Я тебя знаю, приятель. Я тебя раскусил при первой же встрече. Знаешь, что? Ты не с тем писателем связался. Я с середины мая хочу кого-нибудь убить, и ты для этого прекрасно подойдешь.
Повернувшись в сторону двери спальни, Морт левой рукой (отерев ее о рубашку, чтобы ладонь не скользила в решающий момент) плотно взялся за ручку двери в ванную.
– Я знаю, что ты там! – крикнул он. – Если ты под кроватью, лучше вылезай! Считаю до пяти! Если не вылезешь, я войду… и войду не с пустыми руками! Ты меня слышал!
Ответа не было… но Морт и не ожидал его. Он не хотел ответа. Крепче сжав ручку ванной, он продолжал вести счет, глядя в сторону спальни. Он не знал, расслышит ли Шутер разницу, если он повернется к ванной, но думал, что может. Этот человек умен. Чертовски умен.
За мгновение до того, как начать считать, Морт услышал новое слабое движение в ванной.

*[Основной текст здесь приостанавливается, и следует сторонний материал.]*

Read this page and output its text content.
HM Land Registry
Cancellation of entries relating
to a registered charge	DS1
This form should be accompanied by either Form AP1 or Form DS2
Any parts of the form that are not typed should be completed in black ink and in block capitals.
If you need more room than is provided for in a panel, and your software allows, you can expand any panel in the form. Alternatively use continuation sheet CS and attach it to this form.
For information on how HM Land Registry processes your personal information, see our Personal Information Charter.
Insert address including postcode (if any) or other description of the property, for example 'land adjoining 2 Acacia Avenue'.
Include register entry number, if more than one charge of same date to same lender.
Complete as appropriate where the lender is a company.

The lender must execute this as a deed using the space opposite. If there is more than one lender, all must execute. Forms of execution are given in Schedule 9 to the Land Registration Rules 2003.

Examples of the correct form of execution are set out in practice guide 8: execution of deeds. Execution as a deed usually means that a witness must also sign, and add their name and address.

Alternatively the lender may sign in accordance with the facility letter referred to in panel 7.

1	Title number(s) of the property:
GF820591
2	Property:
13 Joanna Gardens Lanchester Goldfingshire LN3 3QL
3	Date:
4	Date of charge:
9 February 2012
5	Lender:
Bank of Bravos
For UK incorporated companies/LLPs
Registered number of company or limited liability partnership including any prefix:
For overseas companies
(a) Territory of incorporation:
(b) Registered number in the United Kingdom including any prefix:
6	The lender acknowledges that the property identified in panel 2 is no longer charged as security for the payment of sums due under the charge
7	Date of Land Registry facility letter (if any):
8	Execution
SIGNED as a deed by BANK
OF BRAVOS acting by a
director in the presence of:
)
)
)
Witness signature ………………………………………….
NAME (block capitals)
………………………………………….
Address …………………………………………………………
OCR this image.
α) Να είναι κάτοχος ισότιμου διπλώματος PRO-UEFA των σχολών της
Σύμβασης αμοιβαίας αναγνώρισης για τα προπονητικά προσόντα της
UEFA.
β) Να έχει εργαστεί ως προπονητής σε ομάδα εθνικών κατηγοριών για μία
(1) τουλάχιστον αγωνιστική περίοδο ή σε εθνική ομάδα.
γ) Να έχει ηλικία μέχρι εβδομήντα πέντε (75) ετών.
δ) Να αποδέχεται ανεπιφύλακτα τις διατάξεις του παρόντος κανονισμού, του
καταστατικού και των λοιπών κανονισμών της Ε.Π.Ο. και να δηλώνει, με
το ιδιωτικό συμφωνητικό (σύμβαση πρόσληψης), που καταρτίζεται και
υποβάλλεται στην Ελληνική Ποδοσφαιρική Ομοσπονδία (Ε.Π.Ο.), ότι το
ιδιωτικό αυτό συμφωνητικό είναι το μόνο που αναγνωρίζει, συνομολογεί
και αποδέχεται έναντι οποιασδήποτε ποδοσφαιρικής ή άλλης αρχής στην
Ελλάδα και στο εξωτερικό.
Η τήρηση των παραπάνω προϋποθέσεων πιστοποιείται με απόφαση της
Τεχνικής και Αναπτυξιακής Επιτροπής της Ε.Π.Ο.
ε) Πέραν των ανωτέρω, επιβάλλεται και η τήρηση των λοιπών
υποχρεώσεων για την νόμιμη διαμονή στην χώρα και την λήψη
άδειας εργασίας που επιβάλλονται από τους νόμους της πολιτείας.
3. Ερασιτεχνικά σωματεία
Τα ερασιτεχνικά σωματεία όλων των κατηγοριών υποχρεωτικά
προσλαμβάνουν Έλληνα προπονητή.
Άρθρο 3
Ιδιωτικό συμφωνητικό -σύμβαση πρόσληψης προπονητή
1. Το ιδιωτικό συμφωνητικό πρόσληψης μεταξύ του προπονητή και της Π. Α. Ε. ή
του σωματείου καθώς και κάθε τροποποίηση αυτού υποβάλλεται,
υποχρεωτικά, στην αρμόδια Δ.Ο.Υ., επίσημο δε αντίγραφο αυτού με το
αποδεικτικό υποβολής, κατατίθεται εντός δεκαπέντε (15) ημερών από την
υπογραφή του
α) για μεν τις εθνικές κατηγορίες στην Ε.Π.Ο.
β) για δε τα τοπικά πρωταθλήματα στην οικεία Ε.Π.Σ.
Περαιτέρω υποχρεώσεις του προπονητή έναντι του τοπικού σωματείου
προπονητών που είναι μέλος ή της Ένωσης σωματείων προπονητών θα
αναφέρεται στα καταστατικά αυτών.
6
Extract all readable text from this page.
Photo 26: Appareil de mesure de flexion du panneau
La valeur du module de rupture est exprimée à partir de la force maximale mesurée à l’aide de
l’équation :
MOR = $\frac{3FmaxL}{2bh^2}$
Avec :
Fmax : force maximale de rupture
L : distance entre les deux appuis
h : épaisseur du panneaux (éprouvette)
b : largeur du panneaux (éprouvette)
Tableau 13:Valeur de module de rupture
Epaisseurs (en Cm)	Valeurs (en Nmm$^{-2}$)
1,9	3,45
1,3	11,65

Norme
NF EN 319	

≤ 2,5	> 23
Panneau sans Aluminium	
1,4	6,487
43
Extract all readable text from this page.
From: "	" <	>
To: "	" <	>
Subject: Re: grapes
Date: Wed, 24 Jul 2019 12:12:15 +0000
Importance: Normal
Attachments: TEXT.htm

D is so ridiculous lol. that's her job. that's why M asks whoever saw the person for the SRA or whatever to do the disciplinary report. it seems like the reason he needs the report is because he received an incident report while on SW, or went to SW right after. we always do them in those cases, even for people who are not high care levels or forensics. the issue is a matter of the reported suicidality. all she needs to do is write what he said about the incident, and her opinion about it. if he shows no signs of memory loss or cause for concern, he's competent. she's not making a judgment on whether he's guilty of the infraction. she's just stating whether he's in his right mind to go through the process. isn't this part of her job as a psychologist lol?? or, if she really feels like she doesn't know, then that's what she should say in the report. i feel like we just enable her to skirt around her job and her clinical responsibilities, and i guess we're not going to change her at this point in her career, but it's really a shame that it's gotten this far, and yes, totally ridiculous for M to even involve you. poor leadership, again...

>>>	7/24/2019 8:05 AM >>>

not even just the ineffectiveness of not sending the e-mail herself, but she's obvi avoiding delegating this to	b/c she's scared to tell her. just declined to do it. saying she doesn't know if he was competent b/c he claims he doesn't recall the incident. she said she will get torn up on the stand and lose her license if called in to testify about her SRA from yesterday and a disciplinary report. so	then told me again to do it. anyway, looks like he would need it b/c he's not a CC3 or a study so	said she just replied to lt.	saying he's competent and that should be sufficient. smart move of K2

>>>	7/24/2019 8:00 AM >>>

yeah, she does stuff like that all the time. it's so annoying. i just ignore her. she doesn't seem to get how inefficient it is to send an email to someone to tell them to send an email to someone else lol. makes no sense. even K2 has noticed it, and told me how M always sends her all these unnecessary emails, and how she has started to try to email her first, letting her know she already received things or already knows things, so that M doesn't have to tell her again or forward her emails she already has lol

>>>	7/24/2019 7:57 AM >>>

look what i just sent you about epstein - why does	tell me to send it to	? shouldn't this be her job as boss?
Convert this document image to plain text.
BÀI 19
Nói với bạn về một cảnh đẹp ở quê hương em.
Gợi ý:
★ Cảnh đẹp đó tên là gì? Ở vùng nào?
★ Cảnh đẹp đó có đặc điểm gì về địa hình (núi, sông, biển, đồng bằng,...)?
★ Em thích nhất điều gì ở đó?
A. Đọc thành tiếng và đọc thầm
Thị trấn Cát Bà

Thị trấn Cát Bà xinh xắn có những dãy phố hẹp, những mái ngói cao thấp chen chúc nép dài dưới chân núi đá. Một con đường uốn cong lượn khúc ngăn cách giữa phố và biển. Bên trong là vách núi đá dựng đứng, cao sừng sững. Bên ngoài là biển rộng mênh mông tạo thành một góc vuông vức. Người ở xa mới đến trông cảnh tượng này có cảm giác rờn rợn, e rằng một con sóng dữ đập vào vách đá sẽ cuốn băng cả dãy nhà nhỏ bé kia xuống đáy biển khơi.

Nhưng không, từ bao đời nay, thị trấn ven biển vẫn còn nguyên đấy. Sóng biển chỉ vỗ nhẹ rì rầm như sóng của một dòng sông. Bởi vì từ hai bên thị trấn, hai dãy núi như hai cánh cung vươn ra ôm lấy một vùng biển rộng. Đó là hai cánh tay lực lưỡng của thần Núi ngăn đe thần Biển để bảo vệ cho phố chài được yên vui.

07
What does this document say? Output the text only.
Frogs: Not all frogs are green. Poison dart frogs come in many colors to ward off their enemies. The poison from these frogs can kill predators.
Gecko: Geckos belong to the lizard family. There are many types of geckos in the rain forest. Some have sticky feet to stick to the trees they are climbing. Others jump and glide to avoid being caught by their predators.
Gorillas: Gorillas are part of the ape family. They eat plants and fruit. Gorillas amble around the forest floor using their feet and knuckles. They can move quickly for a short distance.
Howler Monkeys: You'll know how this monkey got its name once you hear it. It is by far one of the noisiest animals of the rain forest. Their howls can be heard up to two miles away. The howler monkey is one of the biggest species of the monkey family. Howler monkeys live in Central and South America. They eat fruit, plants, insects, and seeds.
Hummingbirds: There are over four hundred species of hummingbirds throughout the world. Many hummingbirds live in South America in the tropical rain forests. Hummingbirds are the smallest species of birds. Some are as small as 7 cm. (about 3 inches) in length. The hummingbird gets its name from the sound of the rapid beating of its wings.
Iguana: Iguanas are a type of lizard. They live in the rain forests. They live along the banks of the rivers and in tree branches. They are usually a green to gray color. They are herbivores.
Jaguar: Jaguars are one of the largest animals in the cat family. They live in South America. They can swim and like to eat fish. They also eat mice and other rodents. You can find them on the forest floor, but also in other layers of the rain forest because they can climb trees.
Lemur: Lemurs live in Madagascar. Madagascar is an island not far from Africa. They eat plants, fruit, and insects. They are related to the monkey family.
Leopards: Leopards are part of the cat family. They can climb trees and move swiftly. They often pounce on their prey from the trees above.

Он пропустил бы его, даже стоя под дверью, если бы не прислушивался со всей сосредоточенностью, на которую был способен.
– Один!
Боже, как он потеет! Как свинья!
– Два!
Ручка двери в ванную холодным камнем лежала в стиснутом кулаке.
– Т-т…
Повернув ручку, Морт ворвался в ванную, ударив дверью о стену так, что на обоях осталась отметина, а нижняя петля оторвалась, и вот он, Шутер, идет на него с занесенным оружием, и зубы оскалены в ухмылке убийцы, и глаза безумные, совершенно безумные, и Морт со свистом махнул занесенной кочергой, едва успев осознать, что у Шутера в руке тоже кочерга, и понять, что Шутер без своей круглой черной шляпы, и догадаться, что это он сам, сумасшедший – это он сам, Морт Рейни, когда кочерга обрушилась на зеркало над раковиной, а стекла с серебристой амальгамой брызнули в стороны, сверкнув в полумраке, и шкаф-аптечка рухнул в раковину. Вмятая дверца открылась, как отвисшая челюсть, и посыпались пузырьки с сиропом от кашля, йодом и листерином.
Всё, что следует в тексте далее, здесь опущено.